NOTICE: This summary has been updated to correct misspellings of the last names of both Perspective authors. The Perspective authors are Sanne Cottaar and Paula Koelemeijer. We apologize for our error.
The first direct seismic observations from NASA's InSight lander, presented in three studies in this issue, provide clues to the composition of Mars. Researchers across these studies report preliminary findings from the Insight mission and begin to map - for the first time - the interior of a planet apart from Earth. "These three studies provide important constraints on the present-day structure of Mars and are also key for improving our understanding of how the planet formed billions of years ago and evolved through time," write Sanne Cottaar and Paula Koelemeijer in a related Perspective. Studying a planet's interior layers - its crust, mantle and core - can reveal key insights into its formation and evolution, as well as uncovering any geomagnetic and tectonic activity it hosts. Such deep interior regions can be probed by measuring the waves that travel through the planet's body following seismic events like a quake. Such methods have been instrumental in surveying the internal characteristics of Earth.

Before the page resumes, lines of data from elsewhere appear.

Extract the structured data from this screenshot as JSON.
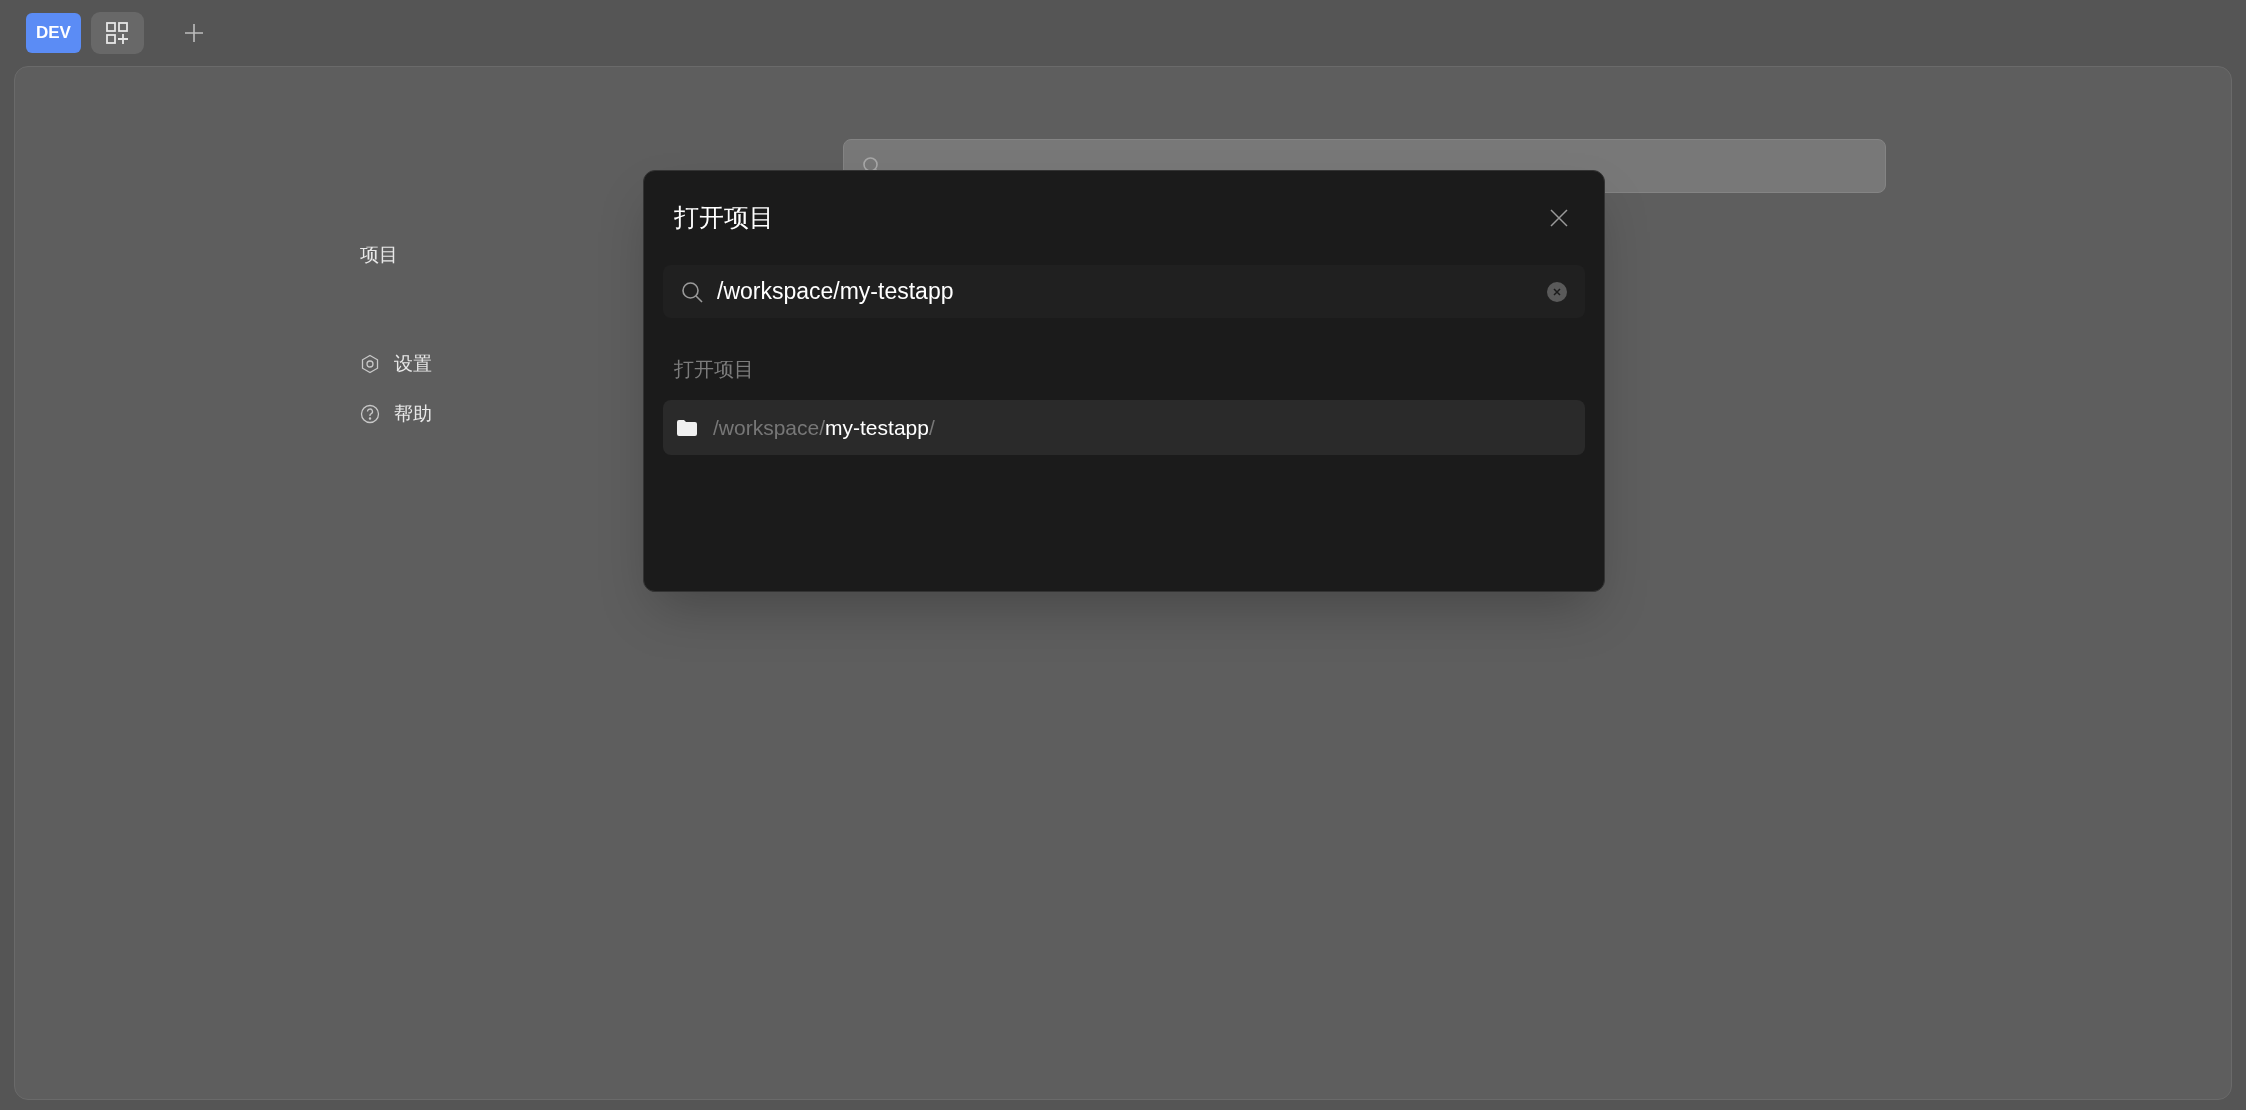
{
  "tab_bar": {
    "env_badge": "DEV"
  },
  "sidebar": {
    "section_title": "项目",
    "items": [
      {
        "kind": "settings",
        "label": "设置"
      },
      {
        "kind": "help",
        "label": "帮助"
      }
    ]
  },
  "dialog": {
    "title": "打开项目",
    "search": {
      "value": "/workspace/my-testapp"
    },
    "section_label": "打开项目",
    "results": [
      {
        "dir": "/workspace/",
        "match": "my-testapp",
        "suffix": "/",
        "selected": true
      }
    ]
  }
}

In early 2019, NASA's Martian lander InSight (Interior Exploration using Seismic Investigations, Geodesy and Heat Transport) began to detect and record marsquakes from its position on the surface of Mars, including several subcrustal quakes that resemble tectonic events on Earth. Brigitte Knapmeyer-Endrun and colleagues used marsquakes and ambient seismic noise to image the structure of the Martian crust below the InSight landing site, finding evidence for a multi-layered crust with either two or three interfaces. Extrapolating this data to the entire planet, Knapmeyer-Endrun et al. show how the average thickness of Mars' crust lies between 24 and 72 kilometers (km). Amir Khan et al. used direct and surface reflected seismic waves from eight low-frequency marsquakes to probe deeper and reveal the structure of Mars' mantle to a depth of nearly 800 km. Their findings suggest that a thick lithosphere lies close to 500 km below the surface and, like the Earth, likely has a low-velocity layer beneath it. According to Khan et al., Mars' crustal layer is likely highly enriched in heat-producing radioactive elements, which heats this region at the expense of the planet's interior. Deeper still, Simon Stähler and colleagues used the faint seismic signals reflected off the Martian core-mantle boundary to investigate the Martian core. They found that Mars' relatively large liquid metal core has a radius of nearly 1,830 kilometers and begins roughly halfway between the surface and the center of the planet, suggesting that the planet's mantle consists of only one rocky layer, rather than two, like in Earth. According to Stähler et al., the findings indicate that the iron-nickel core is less dense than previously thought and enriched in lighter elements. "Direct seismic observations on Mars represent a major leap forward in planetary seismology," write Cottaar and Koelemeijer. "Over the coming years, as more marsquakes are measured, scientists will refine these models of the red planet and reveal more of Mars' enigmatic mysteries."